Running them locally is cool and has privacy/autonomy benefits, but you can't really make a value case for it. Guaranteed if you run the math you will never run enough inference to pay off your hardware vs buying tokens. Last time I ran the math on my MBP I'd have to run inference 24 hours a day for 5+ years to pay off the cost of my MBP, not accounting for electricity costs.
Is this because of the tok/s? Since it's pretty easy to run up a $5k bill in API usage for Claude/ChatGPT in a month.
Yes, because of the limits on tok/s, and you have to compare apples to apples, not Gemma 27B to Opus 4.7.
Assuming the local models get the job done (e.g., you adjust your workflow so that you can run the local machine 100% all the time, or whatever), then the time to payback isn't very high. MSRP for a 128GB AMD was $1400 at launch. That's 7 months of claude code subscription. If you assume a 5 year depreciation cycle, you can buy a cluster of 8 such machines and still come out ahead. (Power is a few hundred watts per machine peak -- maybe 7 machines if you include electricity.) Of course, I'm assuming non-bubble numbers. Those boxes are like $3K now. Still, a normal person would probably not buy 8 of them at once. Instead, they'd space out buying a machine every few years as the technology improves.
For me, things are getting better faster than my ability to review / trust the resulting code, so tok/sec isn't a bottleneck anymore. Instead, quality of the tokens is the bottleneck. That points to me wanting a 1TB DRAM iGPU once they're available at pre-bubble RAM pricing.
You're comparing the highest tier Claude subscription to something Qwen3.5-122B-A10B running locally, apples to oranges.

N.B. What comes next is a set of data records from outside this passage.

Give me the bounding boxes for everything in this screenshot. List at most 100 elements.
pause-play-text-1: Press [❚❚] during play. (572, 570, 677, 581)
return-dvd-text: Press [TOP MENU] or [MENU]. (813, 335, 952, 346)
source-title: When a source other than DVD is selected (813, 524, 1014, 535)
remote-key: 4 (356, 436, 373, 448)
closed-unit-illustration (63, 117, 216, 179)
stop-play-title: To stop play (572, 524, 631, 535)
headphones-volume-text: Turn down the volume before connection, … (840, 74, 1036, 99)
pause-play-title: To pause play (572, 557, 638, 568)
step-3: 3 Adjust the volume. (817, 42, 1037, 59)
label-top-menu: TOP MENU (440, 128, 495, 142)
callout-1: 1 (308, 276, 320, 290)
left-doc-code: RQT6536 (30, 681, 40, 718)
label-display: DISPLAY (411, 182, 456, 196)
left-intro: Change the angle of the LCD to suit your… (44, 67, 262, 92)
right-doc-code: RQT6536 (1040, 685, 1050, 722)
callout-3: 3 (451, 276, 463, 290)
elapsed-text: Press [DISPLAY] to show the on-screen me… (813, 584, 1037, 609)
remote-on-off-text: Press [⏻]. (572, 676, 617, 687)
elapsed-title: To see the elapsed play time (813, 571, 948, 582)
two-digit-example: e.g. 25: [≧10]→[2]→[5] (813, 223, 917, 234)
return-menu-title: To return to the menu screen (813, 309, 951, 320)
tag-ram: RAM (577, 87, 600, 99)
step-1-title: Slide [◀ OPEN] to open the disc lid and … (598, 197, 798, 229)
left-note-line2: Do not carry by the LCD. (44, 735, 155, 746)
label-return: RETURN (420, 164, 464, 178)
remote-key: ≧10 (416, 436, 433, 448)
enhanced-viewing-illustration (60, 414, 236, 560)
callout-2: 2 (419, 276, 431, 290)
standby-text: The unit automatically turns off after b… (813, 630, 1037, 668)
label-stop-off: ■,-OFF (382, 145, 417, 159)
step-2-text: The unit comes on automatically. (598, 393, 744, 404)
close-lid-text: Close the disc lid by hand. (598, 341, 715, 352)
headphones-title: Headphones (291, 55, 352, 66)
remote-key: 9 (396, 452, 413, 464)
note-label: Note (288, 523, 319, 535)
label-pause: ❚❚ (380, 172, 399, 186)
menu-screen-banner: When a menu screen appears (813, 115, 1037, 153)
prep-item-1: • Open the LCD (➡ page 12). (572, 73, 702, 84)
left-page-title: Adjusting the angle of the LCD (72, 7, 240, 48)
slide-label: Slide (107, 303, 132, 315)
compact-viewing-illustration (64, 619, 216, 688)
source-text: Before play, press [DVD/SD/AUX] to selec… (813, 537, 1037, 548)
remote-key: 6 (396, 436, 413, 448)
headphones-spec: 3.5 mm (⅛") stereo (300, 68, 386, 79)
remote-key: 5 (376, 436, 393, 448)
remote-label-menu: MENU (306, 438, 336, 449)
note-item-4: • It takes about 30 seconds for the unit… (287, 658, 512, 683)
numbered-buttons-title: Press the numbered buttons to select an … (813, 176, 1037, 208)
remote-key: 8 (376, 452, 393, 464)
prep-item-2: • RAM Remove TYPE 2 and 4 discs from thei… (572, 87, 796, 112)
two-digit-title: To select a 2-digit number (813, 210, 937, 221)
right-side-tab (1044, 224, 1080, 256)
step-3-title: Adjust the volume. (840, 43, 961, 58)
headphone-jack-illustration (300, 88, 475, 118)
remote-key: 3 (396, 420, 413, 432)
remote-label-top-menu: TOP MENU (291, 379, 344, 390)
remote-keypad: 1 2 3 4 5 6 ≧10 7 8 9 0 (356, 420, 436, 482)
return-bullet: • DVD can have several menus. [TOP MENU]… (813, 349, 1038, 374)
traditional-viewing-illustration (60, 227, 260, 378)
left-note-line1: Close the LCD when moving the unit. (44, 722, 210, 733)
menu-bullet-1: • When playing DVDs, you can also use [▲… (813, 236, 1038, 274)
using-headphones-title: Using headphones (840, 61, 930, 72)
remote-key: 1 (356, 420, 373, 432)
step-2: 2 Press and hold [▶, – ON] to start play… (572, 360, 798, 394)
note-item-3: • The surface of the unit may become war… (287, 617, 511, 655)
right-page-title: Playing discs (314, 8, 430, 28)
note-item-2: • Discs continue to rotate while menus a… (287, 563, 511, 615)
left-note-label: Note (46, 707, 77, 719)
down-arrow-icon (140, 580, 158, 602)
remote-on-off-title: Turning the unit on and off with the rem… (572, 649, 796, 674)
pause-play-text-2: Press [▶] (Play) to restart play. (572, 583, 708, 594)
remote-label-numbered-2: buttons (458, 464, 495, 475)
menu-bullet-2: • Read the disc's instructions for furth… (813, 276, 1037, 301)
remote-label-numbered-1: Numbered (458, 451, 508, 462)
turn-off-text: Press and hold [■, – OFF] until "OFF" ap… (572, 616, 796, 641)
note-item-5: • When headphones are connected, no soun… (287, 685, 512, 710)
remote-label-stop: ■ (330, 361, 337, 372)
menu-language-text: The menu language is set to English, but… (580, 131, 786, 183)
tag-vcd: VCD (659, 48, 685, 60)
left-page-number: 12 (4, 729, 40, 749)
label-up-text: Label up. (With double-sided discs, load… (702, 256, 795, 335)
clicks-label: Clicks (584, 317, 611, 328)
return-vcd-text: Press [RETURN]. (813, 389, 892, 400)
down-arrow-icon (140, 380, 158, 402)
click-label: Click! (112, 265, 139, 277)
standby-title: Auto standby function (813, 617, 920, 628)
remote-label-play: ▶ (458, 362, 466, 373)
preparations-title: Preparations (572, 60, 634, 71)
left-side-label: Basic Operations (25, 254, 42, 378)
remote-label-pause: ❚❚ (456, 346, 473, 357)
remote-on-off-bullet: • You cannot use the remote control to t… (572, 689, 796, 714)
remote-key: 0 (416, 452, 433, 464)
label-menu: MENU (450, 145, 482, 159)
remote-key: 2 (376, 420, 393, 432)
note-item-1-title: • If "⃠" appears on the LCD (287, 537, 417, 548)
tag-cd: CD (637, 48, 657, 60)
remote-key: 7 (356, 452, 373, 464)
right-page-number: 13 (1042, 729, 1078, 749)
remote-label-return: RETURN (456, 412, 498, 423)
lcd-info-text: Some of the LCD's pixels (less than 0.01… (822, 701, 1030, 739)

If you compare to a smarter US model like Grok 4.3, $1400 will pay for 560M output tokens, which at ~25 t/s locally using it nonstop for 8 hours a day would take two years to pay back. Not accounting for bubble prices or electricity.
Is the goal maximum t/s?
According to openrouter, Opus 4.8 is 128 t/s. So 10x faster than my antirez/ds4.
The value of not having a reliance on a third party company, and not needing an internet connection, and having total privacy: ∞
Just have to put some numbers on privacy and autonomy. What's the fine to my company if I get hacked and leak all my customer's PII? What's the cost in productivity lost if OpenAI/Anthropic/Google decides to suspend my account for an unknown reason?